For all his scandals, for all his awful misdeeds, he nevertheless built up a reserve of goodwill, in part because he was indefatigable. He kept playing shows, from 1956 to 2020. He kept recording, releasing more than 40 albums from 1958 to 2014. He kept marrying: In 1984, the year after Shawn Stephens’ death, he wed Kerrie McCarver; the couple divorced in 2005. His final marriage was to Judith Lewis (née Brown, the former wife of the brother of Myra Gale Brown), on March 9, 2012. Judith was at his bedside when he died.
The rock & roll establishment, always willing to look the other way, embraced him. He was in the first class inducted into the Rock and Roll Hall of Fame, in 1986, along with Elvis Presley, Chuck Berry, Buddy Holly, the Everly Brothers, Little Richard, Ray Charles, Sam Cooke, Fats Domino, and James Brown. Rolling Stone named him to its list of Immortals (later the 100 Greatest Artists) in 2005.
Surprisingly, the Country Music Hall of Fame — which has been around since 1961— took a long time to induct him: He wasn’t admitted until October 2022, the month of his death. He also had to live with a terrible 1989 film about his early fame and scandal, Great Balls of Fire, starring Dennis Quaid in a cartoonish performance, based on Myra’s book. Maybe that was unintentional retribution on her part.
Jerry Lee Lewis wasn’t just complicated; he was fucked up. Some artists can only be the person they dreamed of being in those moments when they are onstage or before a camera or singing a song or writing a page. They might go back to their fucked-up-ness after those moments, and though they perhaps transcend themselves by what they create for us, they also might not overcome the pain or anger or depression that gave them something to overcome in the first place.

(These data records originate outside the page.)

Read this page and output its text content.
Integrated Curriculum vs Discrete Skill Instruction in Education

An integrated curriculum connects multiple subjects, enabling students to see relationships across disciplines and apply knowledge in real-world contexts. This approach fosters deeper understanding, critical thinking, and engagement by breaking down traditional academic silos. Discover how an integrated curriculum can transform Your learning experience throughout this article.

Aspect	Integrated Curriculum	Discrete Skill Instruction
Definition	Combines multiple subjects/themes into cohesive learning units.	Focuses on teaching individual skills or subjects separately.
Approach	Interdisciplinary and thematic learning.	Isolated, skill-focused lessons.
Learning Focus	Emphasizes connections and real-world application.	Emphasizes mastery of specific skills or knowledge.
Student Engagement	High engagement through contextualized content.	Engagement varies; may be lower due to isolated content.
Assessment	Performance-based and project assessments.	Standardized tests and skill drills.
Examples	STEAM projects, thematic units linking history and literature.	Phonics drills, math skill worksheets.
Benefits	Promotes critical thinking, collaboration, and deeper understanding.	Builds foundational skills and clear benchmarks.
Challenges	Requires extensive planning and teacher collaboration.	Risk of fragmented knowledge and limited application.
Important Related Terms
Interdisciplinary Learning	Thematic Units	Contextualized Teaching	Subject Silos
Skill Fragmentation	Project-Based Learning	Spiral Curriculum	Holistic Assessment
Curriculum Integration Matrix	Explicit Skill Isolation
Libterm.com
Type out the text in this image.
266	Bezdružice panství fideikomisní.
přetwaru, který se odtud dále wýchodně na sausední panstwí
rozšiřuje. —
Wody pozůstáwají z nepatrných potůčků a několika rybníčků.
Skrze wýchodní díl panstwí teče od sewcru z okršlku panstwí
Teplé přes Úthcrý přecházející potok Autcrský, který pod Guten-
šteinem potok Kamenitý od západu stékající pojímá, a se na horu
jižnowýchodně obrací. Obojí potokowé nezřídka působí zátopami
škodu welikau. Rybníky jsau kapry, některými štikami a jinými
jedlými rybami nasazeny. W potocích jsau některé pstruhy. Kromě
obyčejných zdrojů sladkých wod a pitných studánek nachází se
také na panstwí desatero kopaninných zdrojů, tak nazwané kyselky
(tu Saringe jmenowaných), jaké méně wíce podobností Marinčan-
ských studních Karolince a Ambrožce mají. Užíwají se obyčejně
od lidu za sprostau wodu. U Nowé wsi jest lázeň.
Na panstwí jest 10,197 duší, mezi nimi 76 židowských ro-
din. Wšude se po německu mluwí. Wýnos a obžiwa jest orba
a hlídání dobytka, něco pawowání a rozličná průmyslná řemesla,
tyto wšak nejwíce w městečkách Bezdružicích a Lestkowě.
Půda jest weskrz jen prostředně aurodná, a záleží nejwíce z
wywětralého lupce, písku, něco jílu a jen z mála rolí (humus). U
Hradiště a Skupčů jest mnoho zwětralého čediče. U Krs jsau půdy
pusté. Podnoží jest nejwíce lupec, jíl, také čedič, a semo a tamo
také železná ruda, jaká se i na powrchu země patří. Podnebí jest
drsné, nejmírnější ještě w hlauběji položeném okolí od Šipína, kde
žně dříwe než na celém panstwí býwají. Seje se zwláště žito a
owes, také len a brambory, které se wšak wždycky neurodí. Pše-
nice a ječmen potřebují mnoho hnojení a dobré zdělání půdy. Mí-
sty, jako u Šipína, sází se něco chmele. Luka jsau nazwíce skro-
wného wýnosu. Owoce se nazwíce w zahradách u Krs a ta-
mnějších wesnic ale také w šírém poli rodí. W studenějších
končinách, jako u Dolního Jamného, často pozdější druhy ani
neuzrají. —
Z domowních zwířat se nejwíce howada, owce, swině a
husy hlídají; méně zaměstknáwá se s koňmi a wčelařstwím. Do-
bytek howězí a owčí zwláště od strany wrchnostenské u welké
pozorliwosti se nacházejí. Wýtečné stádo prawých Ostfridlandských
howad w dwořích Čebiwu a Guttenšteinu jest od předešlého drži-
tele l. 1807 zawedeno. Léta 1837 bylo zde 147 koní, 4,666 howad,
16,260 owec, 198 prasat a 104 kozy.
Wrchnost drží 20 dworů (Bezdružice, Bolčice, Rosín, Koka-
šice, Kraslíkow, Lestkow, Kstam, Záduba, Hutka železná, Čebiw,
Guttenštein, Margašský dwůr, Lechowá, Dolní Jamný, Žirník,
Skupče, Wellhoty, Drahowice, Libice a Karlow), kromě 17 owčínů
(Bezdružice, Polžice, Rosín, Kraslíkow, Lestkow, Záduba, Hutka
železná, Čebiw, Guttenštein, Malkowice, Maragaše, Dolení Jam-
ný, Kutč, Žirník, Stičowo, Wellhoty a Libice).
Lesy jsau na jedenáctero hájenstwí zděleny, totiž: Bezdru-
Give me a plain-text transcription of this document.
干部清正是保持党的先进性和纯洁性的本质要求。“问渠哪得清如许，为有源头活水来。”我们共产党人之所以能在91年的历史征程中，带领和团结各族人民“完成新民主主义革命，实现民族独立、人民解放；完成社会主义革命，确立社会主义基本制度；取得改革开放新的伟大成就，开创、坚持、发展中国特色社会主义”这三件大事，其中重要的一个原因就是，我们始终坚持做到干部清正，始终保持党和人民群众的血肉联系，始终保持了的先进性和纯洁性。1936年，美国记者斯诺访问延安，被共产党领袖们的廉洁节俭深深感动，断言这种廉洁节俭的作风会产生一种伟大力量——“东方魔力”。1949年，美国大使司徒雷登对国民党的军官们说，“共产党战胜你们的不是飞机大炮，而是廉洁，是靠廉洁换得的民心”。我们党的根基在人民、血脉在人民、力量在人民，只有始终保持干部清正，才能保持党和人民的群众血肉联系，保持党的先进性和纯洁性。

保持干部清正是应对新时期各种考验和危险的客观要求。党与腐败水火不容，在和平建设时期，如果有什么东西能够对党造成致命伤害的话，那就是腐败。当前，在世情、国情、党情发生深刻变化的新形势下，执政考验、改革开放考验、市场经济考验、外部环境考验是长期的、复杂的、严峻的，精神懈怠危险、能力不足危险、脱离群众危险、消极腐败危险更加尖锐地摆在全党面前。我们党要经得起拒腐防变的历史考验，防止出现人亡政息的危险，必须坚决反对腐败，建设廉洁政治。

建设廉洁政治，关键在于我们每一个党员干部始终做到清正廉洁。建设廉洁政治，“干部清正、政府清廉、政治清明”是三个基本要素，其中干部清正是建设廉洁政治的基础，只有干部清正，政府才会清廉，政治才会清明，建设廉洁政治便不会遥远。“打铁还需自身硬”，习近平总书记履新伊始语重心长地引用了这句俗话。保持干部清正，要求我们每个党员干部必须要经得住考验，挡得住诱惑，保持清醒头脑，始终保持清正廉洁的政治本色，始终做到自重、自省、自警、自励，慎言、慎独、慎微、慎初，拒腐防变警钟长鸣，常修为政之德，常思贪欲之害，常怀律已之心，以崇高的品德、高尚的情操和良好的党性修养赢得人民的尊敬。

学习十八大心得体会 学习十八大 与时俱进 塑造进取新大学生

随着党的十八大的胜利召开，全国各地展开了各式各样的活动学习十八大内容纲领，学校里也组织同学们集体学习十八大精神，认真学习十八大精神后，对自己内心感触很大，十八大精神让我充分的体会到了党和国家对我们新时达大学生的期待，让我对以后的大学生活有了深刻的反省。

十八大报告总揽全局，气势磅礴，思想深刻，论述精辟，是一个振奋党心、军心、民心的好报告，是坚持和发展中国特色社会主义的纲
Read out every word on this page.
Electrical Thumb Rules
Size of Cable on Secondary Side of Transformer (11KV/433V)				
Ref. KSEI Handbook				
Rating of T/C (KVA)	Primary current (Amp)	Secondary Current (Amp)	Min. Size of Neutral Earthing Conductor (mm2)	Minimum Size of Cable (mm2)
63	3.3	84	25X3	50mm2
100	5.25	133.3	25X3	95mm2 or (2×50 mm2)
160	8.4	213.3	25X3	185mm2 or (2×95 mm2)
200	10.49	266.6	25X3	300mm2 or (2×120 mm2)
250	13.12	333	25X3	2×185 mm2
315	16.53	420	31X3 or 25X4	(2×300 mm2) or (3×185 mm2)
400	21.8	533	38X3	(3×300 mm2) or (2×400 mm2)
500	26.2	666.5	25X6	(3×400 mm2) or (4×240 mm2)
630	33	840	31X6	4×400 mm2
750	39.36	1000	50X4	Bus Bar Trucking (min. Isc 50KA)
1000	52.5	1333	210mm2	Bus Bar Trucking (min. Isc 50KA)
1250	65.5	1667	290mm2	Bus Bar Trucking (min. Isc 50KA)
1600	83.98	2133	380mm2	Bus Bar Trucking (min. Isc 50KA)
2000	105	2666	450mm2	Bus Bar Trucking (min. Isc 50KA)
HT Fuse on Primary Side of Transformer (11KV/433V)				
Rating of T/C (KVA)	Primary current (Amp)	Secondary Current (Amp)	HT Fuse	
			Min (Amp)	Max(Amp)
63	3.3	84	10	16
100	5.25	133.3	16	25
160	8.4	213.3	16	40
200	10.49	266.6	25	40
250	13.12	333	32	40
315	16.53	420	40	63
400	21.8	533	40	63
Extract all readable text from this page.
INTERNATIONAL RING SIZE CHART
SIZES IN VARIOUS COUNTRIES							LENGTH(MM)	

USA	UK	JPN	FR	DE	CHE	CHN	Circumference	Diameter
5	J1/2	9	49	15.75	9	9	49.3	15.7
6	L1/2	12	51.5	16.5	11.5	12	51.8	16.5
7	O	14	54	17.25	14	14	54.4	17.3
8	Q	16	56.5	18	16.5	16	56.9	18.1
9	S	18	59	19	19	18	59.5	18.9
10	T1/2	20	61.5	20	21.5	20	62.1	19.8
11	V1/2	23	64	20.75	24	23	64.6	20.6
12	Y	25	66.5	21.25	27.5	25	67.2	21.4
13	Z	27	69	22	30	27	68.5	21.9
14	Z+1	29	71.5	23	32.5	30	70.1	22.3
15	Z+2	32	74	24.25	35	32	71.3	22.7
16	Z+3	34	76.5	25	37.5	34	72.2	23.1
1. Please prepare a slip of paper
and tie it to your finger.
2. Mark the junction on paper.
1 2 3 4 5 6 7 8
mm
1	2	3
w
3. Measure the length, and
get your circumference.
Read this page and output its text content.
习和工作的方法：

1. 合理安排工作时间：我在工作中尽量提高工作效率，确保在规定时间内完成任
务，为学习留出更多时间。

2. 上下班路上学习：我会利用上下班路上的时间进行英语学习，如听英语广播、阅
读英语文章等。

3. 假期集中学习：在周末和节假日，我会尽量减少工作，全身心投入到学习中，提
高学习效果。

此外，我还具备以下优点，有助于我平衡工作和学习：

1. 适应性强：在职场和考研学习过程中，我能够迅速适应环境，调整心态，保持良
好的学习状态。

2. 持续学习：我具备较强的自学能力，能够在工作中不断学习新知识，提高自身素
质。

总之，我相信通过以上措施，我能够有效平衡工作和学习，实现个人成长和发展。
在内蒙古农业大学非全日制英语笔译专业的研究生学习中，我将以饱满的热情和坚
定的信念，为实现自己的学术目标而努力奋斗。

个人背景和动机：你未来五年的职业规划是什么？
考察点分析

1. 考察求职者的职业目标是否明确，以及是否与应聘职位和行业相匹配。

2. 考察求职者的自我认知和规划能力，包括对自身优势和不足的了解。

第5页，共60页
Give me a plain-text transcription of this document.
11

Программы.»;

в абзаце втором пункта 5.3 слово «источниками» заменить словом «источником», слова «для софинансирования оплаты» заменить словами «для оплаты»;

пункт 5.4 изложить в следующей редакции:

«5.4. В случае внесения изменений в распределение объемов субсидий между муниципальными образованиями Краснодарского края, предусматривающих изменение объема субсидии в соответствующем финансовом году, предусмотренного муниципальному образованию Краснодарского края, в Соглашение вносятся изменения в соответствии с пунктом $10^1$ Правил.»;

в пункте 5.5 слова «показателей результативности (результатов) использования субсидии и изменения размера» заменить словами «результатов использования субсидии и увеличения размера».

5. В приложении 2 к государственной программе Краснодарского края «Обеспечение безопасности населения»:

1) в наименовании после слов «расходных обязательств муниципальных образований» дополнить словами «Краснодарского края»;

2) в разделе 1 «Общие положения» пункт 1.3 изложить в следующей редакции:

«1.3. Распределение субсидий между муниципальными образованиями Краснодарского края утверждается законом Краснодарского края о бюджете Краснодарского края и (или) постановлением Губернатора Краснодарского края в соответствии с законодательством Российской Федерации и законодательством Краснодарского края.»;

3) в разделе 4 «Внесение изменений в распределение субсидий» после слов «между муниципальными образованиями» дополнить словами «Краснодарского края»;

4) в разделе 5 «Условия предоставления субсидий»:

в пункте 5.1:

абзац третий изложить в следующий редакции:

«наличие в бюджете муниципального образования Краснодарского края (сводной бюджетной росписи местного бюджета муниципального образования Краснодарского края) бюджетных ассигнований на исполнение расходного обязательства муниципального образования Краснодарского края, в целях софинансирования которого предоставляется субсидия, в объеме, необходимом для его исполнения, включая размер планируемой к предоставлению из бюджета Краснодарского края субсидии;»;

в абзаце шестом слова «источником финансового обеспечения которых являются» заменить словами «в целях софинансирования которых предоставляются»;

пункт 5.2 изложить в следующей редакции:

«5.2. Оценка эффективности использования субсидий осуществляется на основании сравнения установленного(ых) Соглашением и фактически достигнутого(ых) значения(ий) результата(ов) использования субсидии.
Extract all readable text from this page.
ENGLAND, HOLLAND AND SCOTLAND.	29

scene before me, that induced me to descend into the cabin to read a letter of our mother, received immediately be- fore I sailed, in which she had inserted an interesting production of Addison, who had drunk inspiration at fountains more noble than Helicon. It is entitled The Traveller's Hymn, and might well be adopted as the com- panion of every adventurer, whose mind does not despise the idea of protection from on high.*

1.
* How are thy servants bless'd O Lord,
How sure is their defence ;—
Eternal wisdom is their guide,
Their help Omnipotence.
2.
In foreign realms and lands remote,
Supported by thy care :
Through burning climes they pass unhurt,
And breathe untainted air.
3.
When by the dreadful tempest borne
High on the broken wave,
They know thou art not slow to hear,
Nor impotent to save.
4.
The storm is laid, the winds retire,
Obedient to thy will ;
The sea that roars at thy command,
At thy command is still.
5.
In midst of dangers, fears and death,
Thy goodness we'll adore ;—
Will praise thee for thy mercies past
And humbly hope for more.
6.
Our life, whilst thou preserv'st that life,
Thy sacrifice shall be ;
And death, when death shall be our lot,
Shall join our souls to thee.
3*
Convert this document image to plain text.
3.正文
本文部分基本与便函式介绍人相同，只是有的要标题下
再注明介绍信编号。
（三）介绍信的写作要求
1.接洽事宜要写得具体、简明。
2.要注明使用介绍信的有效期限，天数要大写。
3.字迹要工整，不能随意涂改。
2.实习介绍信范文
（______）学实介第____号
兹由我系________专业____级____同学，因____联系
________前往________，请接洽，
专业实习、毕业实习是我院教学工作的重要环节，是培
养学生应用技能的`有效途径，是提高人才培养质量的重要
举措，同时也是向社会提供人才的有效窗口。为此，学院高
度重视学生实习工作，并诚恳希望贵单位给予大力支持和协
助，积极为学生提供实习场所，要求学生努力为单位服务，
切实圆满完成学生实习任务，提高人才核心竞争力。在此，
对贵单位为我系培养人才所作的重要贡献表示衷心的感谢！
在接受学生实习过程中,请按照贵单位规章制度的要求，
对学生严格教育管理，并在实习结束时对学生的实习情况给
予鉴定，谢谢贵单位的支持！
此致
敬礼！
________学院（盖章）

Jerry Lee Lewis knew the person he was when he wasn’t making music — but it didn’t save him, or those around him, from his worst impulses. In 1977 he said, “Look, we’ve only got one life to live. We don’t have the promise of the next breath. I know what I am. I’m a rompin, stompin, piano-playin’ sonofabitch. A mean sonofabitch. But a great sonofabitch. A good person. Never hurt nobody unless they got in my way. I got a mean streak.… I gotta lay it open sometimes.”